Dari perspektif strategi manajemen, semestinya dilakukan kajian ulang terhadap kebijakan yang  selama 10 bulan ini telah dijalankan, pada sejumlah isu strategis:
a. Dari kebijakan yang kesannya reaktif ( post factum, bereaksi setelah kasus ),  ke kebijakan antisipatif melalui pengelolaan isu-isu strategis.

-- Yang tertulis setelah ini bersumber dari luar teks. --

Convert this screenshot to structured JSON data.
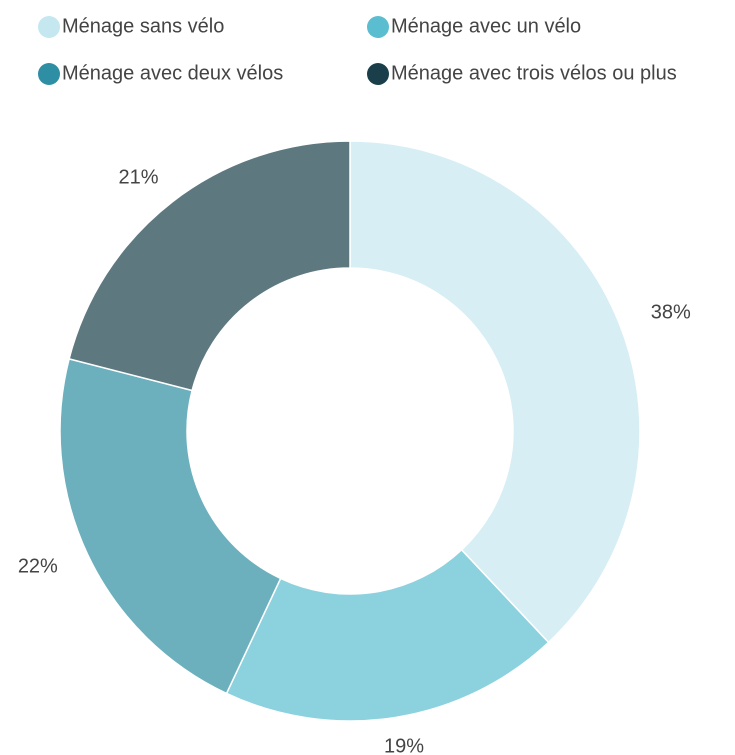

b. Rumusan kebijakan antisipatif yang lebih komprehensif: bauran antara 3 M ( Memakai masker, Mencuci Tangan, Menjaga jarak ), yang pada dasarnya adalah kebijakan preventif dengan 3 T ( Tracing,  Testing dan Treatment ), kombinasi dari kebijakan kuratif dan preventif ( mempecepat deteksi dan menekan penularan ). Tegasnya: bauran kebijakan 3 M dan 3 T, yang didukung oleh kepemimpinan yang tepat, sumber daya dan komitment semua pihak. Bahasa kerennya: leadership, resourcess dan social comitment.
c. Kebijakan yang diharapkan  cerdas pada butir b.di atas, dari perspektif manajemen dan efektivitas organisasi, sangat mempersyaratkan: 1. Penyusunan anggaran 3 M dan 3 T, dengan ketat dan target terukur beserta transparansinya.
2. Peningkatan: komunikasi, koordinasi dan sinergi dari pemerintah provinsi dengan pemerintah kabupaten, pemerintah kota untuk ” meruntuhkan ” ego sektoral, vested interest ( kepentingan bercokol ) dan hambatan-hambatan lainnya.
3. Dibangun kesadaran baru bersama: pandemi Covid-19 adalah ” musuh ” bersama yang harus diperangi bersama, dengan sikap jengah, paras-paros dan gotong royong sehingga “aab jagat”, ” gering gumi ” segera ” metilar ” ring sawewengkon jagat Bali Dwipa.
4 Dengan Yasa Kerthi ( kebijakan dan langkah cerdas, dibarengi dengan  laku dan ” pinunas ”  tulus ” melarapan antuk bhakti, kita boleh berharap, masa sulit di tahun 2021 yang akan datang dapat dilalui dengan baik.
I Gde Sudibya, pengamat kebijakan publik.